A recent survey begun at Merck and soon to be extended to other Pharmaceutical Research and Manufacturers of America (PhRMA) member companies asks the question whether histologic biomarkers seen at the end of a 6- or 12-month toxicology study in rats can predict the outcome of a 2-year carcinogenicity study (F. Sistare, unpublished data). These markers include hyperplasia, hypertrophy, and eosinophilic and basophilic foci. A survey of 78 drugs from a combined set of studies obtained from FDA Freedom of Information files and Merck's own internal database for which 6- and/or 12-month and 2-year studies were available suggested that histologic endpoints had a negative predictivity of 90%. That is, if there were no preneoplastic lesions seen at the end of the 6 or 12 months, there was a 90% chance that the carcinogenicity study would be negative. Four drugs, all approved, were missed with this paradigm. An examination of the mechanisms by which these 4 drugs induced cancer suggests that the mechanisms may not be relevant to humans at clinical exposure levels. It should be noted that the positive predictivity of these biomarkers was poor; preneoplastic lesions seen in 6- or 12-month studies often do not progress to tumors. This is in agreement with conclusions reached from the CDER database using shorter term study results. It would therefore be necessary to extend studies with positive signals to determine the final outcome of the carcinogenicity study. However, it was estimated that if negative 6- or 12-month studies obviated the need for a 2-year study, approximately half of currently performed rat carcinogenicity studies could be eliminated. These preliminary data suggest that the combination of a negative 6-month transgenic mouse assay and a negative 6-month rat chronic assay may be sufficient to conclude that a drug lacks oncogenic potential. This initial examination of the publicly available data and the Merck database will be extended to include other PhRMA member companies and expand the database to more than 200 compounds. The results of this survey are expected to be available in the latter part of this year.

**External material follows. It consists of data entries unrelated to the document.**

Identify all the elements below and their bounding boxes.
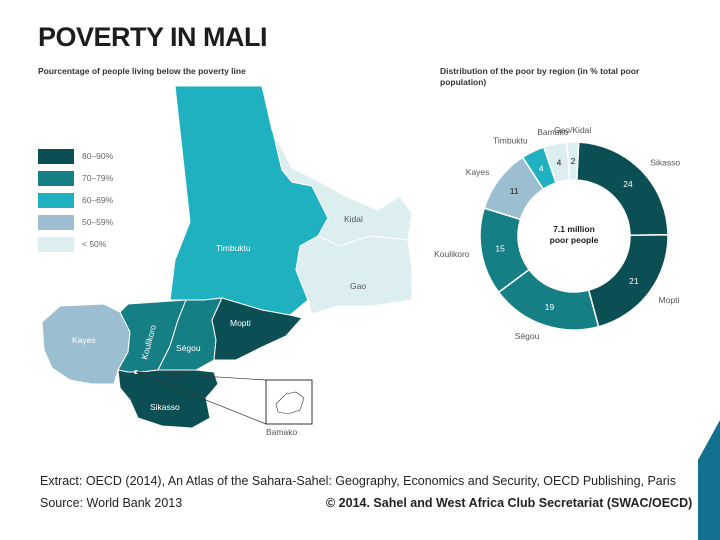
donut-center-line1: 7.1 million (553, 224, 595, 234)
donut-region-label: Ségou (515, 331, 540, 341)
donut-value-label: 24 (623, 179, 633, 189)
distribution-donut-chart (479, 141, 669, 331)
legend-item: 80–90% (38, 145, 113, 167)
corner-accent (698, 420, 720, 540)
label-kayes: Kayes (72, 335, 96, 345)
donut-region-label: Mopti (659, 295, 680, 305)
footer-extract: Extract: OECD (2014), An Atlas of the Sa… (40, 474, 676, 488)
donut-region-label: Sikasso (650, 157, 680, 167)
donut-region-label: Bamako (537, 127, 568, 137)
footer-source: Source: World Bank 2013 (40, 496, 183, 510)
donut-value-label: 19 (545, 302, 555, 312)
legend-item: 50–59% (38, 211, 113, 233)
donut-region-labels: Sikasso Mopti Ségou Koulikoro Kayes Timbuktu B… (434, 125, 680, 341)
legend-swatch (38, 192, 74, 208)
corner-accent-shape (698, 420, 720, 540)
legend-item: < 50% (38, 233, 113, 255)
donut-value-label: 21 (629, 276, 639, 286)
legend-label: 70–79% (82, 173, 114, 183)
inset-connector (135, 371, 267, 425)
legend-label: 80–90% (82, 151, 114, 161)
legend-label: 50–59% (82, 217, 114, 227)
chart-subtitle: Distribution of the poor by region (in %… (440, 66, 640, 87)
legend-swatch (38, 170, 74, 186)
legend-item: 70–79% (38, 167, 113, 189)
donut-value-label: 11 (510, 186, 519, 196)
donut-region-label: Timbuktu (493, 136, 528, 146)
label-segou: Ségou (176, 343, 201, 353)
bamako-inset (265, 379, 313, 425)
donut-value-label: 4 (539, 164, 544, 174)
legend-swatch (38, 236, 74, 252)
inset-connector (135, 371, 267, 381)
legend-label: < 50% (82, 239, 107, 249)
donut-slice-gao-kidal (566, 141, 580, 181)
donut-region-label: Gao/Kidal (554, 125, 591, 135)
map-subtitle: Pourcentage of people living below the p… (38, 66, 246, 76)
label-kidal: Kidal (344, 214, 363, 224)
donut-center-line2: poor people (550, 235, 599, 245)
label-gao: Gao (350, 281, 366, 291)
donut-region-label: Kayes (466, 167, 490, 177)
map-legend: 80–90% 70–79% 60–69% 50–59% < 50% (38, 145, 113, 255)
donut-value-label: 15 (495, 244, 505, 254)
label-mopti: Mopti (230, 318, 251, 328)
mali-map: Timbuktu Kidal Gao Kayes Koulikoro Ségou… (41, 85, 680, 437)
donut-value-label: 4 (557, 158, 562, 168)
region-sikasso (117, 369, 219, 429)
legend-swatch (38, 214, 74, 230)
region-segou (157, 297, 223, 371)
legend-label: 60–69% (82, 195, 114, 205)
legend-item: 60–69% (38, 189, 113, 211)
label-bamako-inset: Bamako (266, 427, 297, 437)
donut-region-label: Koulikoro (434, 249, 470, 259)
bamako-inset-shape (275, 391, 305, 415)
region-mopti (211, 297, 303, 361)
label-timbuktu: Timbuktu (216, 243, 251, 253)
page-title: POVERTY IN MALI (38, 22, 268, 52)
footer-copyright: © 2014. Sahel and West Africa Club Secre… (326, 496, 693, 510)
donut-value-label: 2 (571, 156, 576, 166)
region-gao (295, 235, 413, 315)
label-sikasso: Sikasso (150, 402, 180, 412)
legend-swatch (38, 148, 74, 164)
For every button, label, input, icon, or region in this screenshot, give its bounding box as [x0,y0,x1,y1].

It is tempting to speculate that a 6-month rodent study combined with multigene signatures and/or quantification of oncogene/tumor suppressor gene mutation may be sufficient to predict the ultimate outcome of 2 carcinogenicity studies. Not only would such an approach save time and resources, it would reduce animal usage and provide information on mechanisms of carcinogenesis. While there is reason to be optimistic that these new approaches could supplant the need for traditional cancer bioassays, for the time being, CDER continues to follow International Conference on Harmonization (ICH) guidance for this endpoint.